The Pentagon is investigating charges that senior Navy officials “adversely affected the independence” of an internal probe into the “career paths” of those who claim to be victims of sexual assault.
The Department of Defense Inspector General said Wednesday that it is launching the inquiry after receiving “hotline allegations.” Carolyn Hantz, an official within the Pentagon’s primary watchdog, disclosed the opening of the investigation in a letter her naval counterparts.
“This evaluation will include but is not limited to reviewing relevant supporting documentation and interviews with personnel from the Naval Audit Service, Department of the Navy Office of General Counsel, and Naval Inspector General,” Hantz said.
The disclosure came the same day that the Department of Defense reported an increase last year in allegations of sexual assault at the U.S. Naval and Army academies.
It also comes in the wake of a scandal involving the Marine Corps and misogyny–specifically the non-consensual circulation of nude photos of servicewomen. The Corps is overseen by the Navy.

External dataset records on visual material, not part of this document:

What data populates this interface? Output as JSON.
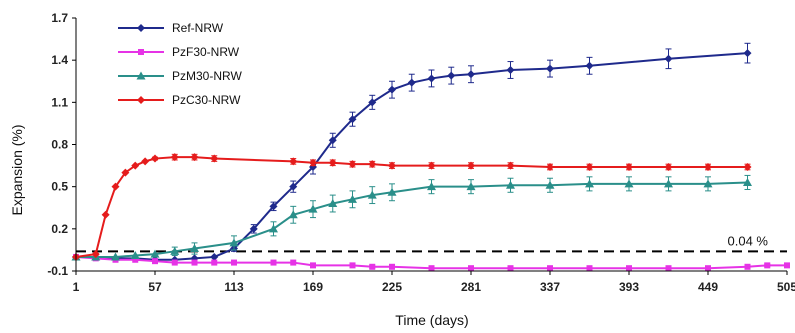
{
  "chart_data": {
    "type": "line",
    "xlabel": "Time (days)",
    "ylabel": "Expansion (%)",
    "xlim": [
      1,
      505
    ],
    "ylim": [
      -0.1,
      1.7
    ],
    "xticks": [
      "1",
      "57",
      "113",
      "169",
      "225",
      "281",
      "337",
      "393",
      "449",
      "505"
    ],
    "yticks": [
      "1.7",
      "1.4",
      "1.1",
      "0.8",
      "0.5",
      "0.2",
      "-0.1"
    ],
    "legend_position": "top-left",
    "threshold": {
      "value": 0.04,
      "label": "0.04 %"
    },
    "series": [
      {
        "name": "Ref-NRW",
        "color": "#1f2a8c",
        "marker": "diamond",
        "x": [
          1,
          15,
          29,
          43,
          57,
          71,
          85,
          99,
          113,
          127,
          141,
          155,
          169,
          183,
          197,
          211,
          225,
          239,
          253,
          267,
          281,
          309,
          337,
          365,
          421,
          477
        ],
        "y": [
          0.0,
          0.0,
          -0.01,
          -0.01,
          -0.02,
          -0.02,
          -0.01,
          0.0,
          0.06,
          0.2,
          0.36,
          0.5,
          0.64,
          0.83,
          0.98,
          1.1,
          1.19,
          1.24,
          1.27,
          1.29,
          1.3,
          1.33,
          1.34,
          1.36,
          1.41,
          1.45
        ],
        "err": [
          0,
          0,
          0,
          0,
          0,
          0,
          0,
          0,
          0.02,
          0.03,
          0.03,
          0.04,
          0.05,
          0.05,
          0.05,
          0.05,
          0.06,
          0.06,
          0.06,
          0.06,
          0.06,
          0.06,
          0.06,
          0.06,
          0.07,
          0.07
        ]
      },
      {
        "name": "PzF30-NRW",
        "color": "#e633e6",
        "marker": "square",
        "x": [
          1,
          15,
          29,
          43,
          57,
          71,
          85,
          99,
          113,
          141,
          155,
          169,
          197,
          211,
          225,
          253,
          281,
          309,
          337,
          365,
          393,
          421,
          449,
          477,
          491,
          505
        ],
        "y": [
          0.0,
          -0.01,
          -0.02,
          -0.02,
          -0.03,
          -0.04,
          -0.04,
          -0.04,
          -0.04,
          -0.04,
          -0.04,
          -0.06,
          -0.06,
          -0.07,
          -0.07,
          -0.08,
          -0.08,
          -0.08,
          -0.08,
          -0.08,
          -0.08,
          -0.08,
          -0.08,
          -0.07,
          -0.06,
          -0.06
        ],
        "err": [
          0,
          0,
          0,
          0,
          0,
          0,
          0,
          0,
          0,
          0,
          0,
          0.01,
          0.01,
          0.01,
          0.01,
          0.01,
          0.01,
          0.01,
          0.01,
          0.01,
          0.01,
          0.01,
          0.01,
          0.01,
          0.01,
          0.01
        ]
      },
      {
        "name": "PzM30-NRW",
        "color": "#2a8f8a",
        "marker": "triangle",
        "x": [
          1,
          15,
          29,
          43,
          57,
          71,
          85,
          113,
          141,
          155,
          169,
          183,
          197,
          211,
          225,
          253,
          281,
          309,
          337,
          365,
          393,
          421,
          449,
          477
        ],
        "y": [
          0.0,
          0.0,
          0.0,
          0.01,
          0.02,
          0.04,
          0.06,
          0.1,
          0.2,
          0.3,
          0.34,
          0.38,
          0.41,
          0.44,
          0.46,
          0.5,
          0.5,
          0.51,
          0.51,
          0.52,
          0.52,
          0.52,
          0.52,
          0.53
        ],
        "err": [
          0,
          0,
          0,
          0,
          0,
          0.03,
          0.04,
          0.05,
          0.05,
          0.06,
          0.06,
          0.06,
          0.06,
          0.06,
          0.06,
          0.05,
          0.05,
          0.05,
          0.05,
          0.05,
          0.05,
          0.05,
          0.05,
          0.05
        ]
      },
      {
        "name": "PzC30-NRW",
        "color": "#e51c1c",
        "marker": "diamond",
        "x": [
          1,
          15,
          22,
          29,
          36,
          43,
          50,
          57,
          71,
          85,
          99,
          155,
          169,
          183,
          197,
          211,
          225,
          253,
          281,
          309,
          337,
          365,
          393,
          421,
          449,
          477
        ],
        "y": [
          0.0,
          0.02,
          0.3,
          0.5,
          0.6,
          0.65,
          0.68,
          0.7,
          0.71,
          0.71,
          0.7,
          0.68,
          0.67,
          0.67,
          0.66,
          0.66,
          0.65,
          0.65,
          0.65,
          0.65,
          0.64,
          0.64,
          0.64,
          0.64,
          0.64,
          0.64
        ],
        "err": [
          0,
          0,
          0,
          0,
          0,
          0,
          0,
          0.01,
          0.02,
          0.02,
          0.02,
          0.02,
          0.02,
          0.02,
          0.02,
          0.02,
          0.02,
          0.02,
          0.02,
          0.02,
          0.02,
          0.02,
          0.02,
          0.02,
          0.02,
          0.02
        ]
      }
    ]
  }
}
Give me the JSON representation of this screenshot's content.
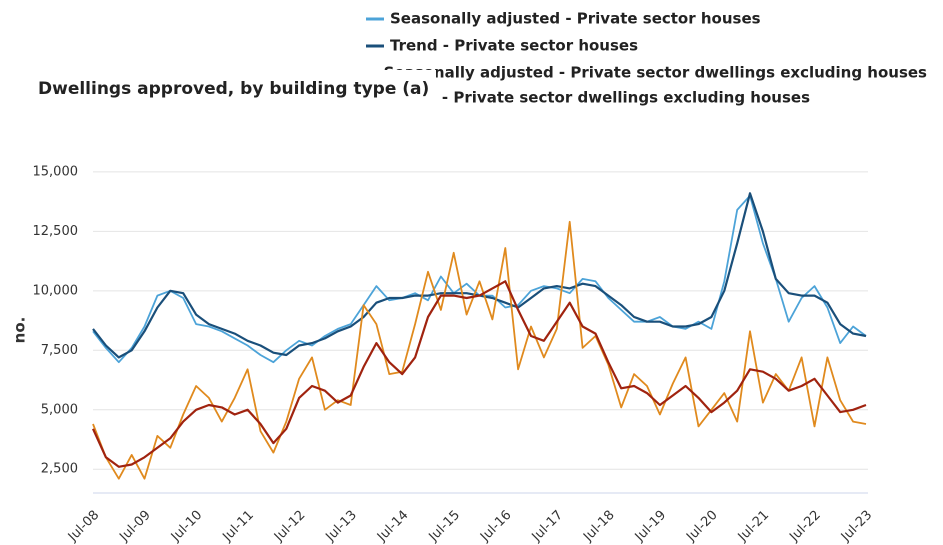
{
  "chart_data": {
    "type": "line",
    "title": "Dwellings approved, by building type (a)",
    "y_label": "no.",
    "categories": [
      "Jul-08",
      null,
      null,
      null,
      "Jul-09",
      null,
      null,
      null,
      "Jul-10",
      null,
      null,
      null,
      "Jul-11",
      null,
      null,
      null,
      "Jul-12",
      null,
      null,
      null,
      "Jul-13",
      null,
      null,
      null,
      "Jul-14",
      null,
      null,
      null,
      "Jul-15",
      null,
      null,
      null,
      "Jul-16",
      null,
      null,
      null,
      "Jul-17",
      null,
      null,
      null,
      "Jul-18",
      null,
      null,
      null,
      "Jul-19",
      null,
      null,
      null,
      "Jul-20",
      null,
      null,
      null,
      "Jul-21",
      null,
      null,
      null,
      "Jul-22",
      null,
      null,
      null,
      "Jul-23"
    ],
    "series": [
      {
        "name": "Seasonally adjusted - Private sector houses",
        "color": "#4ca3d8",
        "values": [
          8300,
          7600,
          7000,
          7600,
          8500,
          9800,
          10000,
          9700,
          8600,
          8500,
          8300,
          8000,
          7700,
          7300,
          7000,
          7500,
          7900,
          7700,
          8100,
          8400,
          8600,
          9400,
          10200,
          9600,
          9700,
          9900,
          9600,
          10600,
          9900,
          10300,
          9800,
          9800,
          9300,
          9400,
          10000,
          10200,
          10100,
          9900,
          10500,
          10400,
          9700,
          9200,
          8700,
          8700,
          8900,
          8500,
          8400,
          8700,
          8400,
          10400,
          13400,
          14000,
          12000,
          10500,
          8700,
          9700,
          10200,
          9300,
          7800,
          8500,
          8100
        ]
      },
      {
        "name": "Trend - Private sector houses",
        "color": "#1a4f7a",
        "values": [
          8400,
          7700,
          7200,
          7500,
          8300,
          9300,
          10000,
          9900,
          9000,
          8600,
          8400,
          8200,
          7900,
          7700,
          7400,
          7300,
          7700,
          7800,
          8000,
          8300,
          8500,
          8900,
          9500,
          9700,
          9700,
          9800,
          9800,
          9900,
          9900,
          9900,
          9800,
          9700,
          9500,
          9300,
          9700,
          10100,
          10200,
          10100,
          10300,
          10200,
          9800,
          9400,
          8900,
          8700,
          8700,
          8500,
          8500,
          8600,
          8900,
          10000,
          12000,
          14100,
          12500,
          10500,
          9900,
          9800,
          9800,
          9500,
          8600,
          8200,
          8100
        ]
      },
      {
        "name": "Seasonally adjusted - Private sector dwellings excluding houses",
        "color": "#e08a1e",
        "values": [
          4400,
          3000,
          2100,
          3100,
          2100,
          3900,
          3400,
          4800,
          6000,
          5500,
          4500,
          5500,
          6700,
          4100,
          3200,
          4500,
          6300,
          7200,
          5000,
          5400,
          5200,
          9400,
          8600,
          6500,
          6600,
          8600,
          10800,
          9200,
          11600,
          9000,
          10400,
          8800,
          11800,
          6700,
          8500,
          7200,
          8400,
          12900,
          7600,
          8100,
          6900,
          5100,
          6500,
          6000,
          4800,
          6100,
          7200,
          4300,
          5000,
          5700,
          4500,
          8300,
          5300,
          6500,
          5800,
          7200,
          4300,
          7200,
          5400,
          4500,
          4400
        ]
      },
      {
        "name": "Trend - Private sector dwellings excluding houses",
        "color": "#a0230f",
        "values": [
          4200,
          3000,
          2600,
          2700,
          3000,
          3400,
          3800,
          4500,
          5000,
          5200,
          5100,
          4800,
          5000,
          4400,
          3600,
          4200,
          5500,
          6000,
          5800,
          5300,
          5600,
          6800,
          7800,
          7000,
          6500,
          7200,
          8900,
          9800,
          9800,
          9700,
          9800,
          10100,
          10400,
          9200,
          8100,
          7900,
          8700,
          9500,
          8500,
          8200,
          7000,
          5900,
          6000,
          5700,
          5200,
          5600,
          6000,
          5500,
          4900,
          5300,
          5800,
          6700,
          6600,
          6300,
          5800,
          6000,
          6300,
          5600,
          4900,
          5000,
          5200
        ]
      }
    ],
    "ylim": [
      1500,
      15500
    ],
    "yticks": [
      {
        "value": 2500,
        "label": "2,500"
      },
      {
        "value": 5000,
        "label": "5,000"
      },
      {
        "value": 7500,
        "label": "7,500"
      },
      {
        "value": 10000,
        "label": "10,000"
      },
      {
        "value": 12500,
        "label": "12,500"
      },
      {
        "value": 15000,
        "label": "15,000"
      }
    ],
    "grid": true
  }
}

Sen. Kirsten Gillibrand (D-N.Y.) on Tuesday blasted Marine Corps Commandant Gen. Robert Neller, in a hearing before the Senate Armed Services Committee.
Long an advocate for military sexual assault victims, Gillibrand noted that there had been reports dating back to 2013 of servicewomen saying they were being harassed by partners within the branch.
“You have demanded that you maintain control of all these issues, but where is the accountability for failure?” Gillibrand asked Gen. Neller. “I am very concerned that this is part of a culture that is resulting in the high levels of sexual assault.”
“I don’t have a good answer for you,” Neller replied. “I’m not going to sit here and duck around this thing, I’m not. I’m responsible.”
“I know you’ve heard it before,” Neller added, “but we are going to have to change how we see ourselves and how we treat each other.”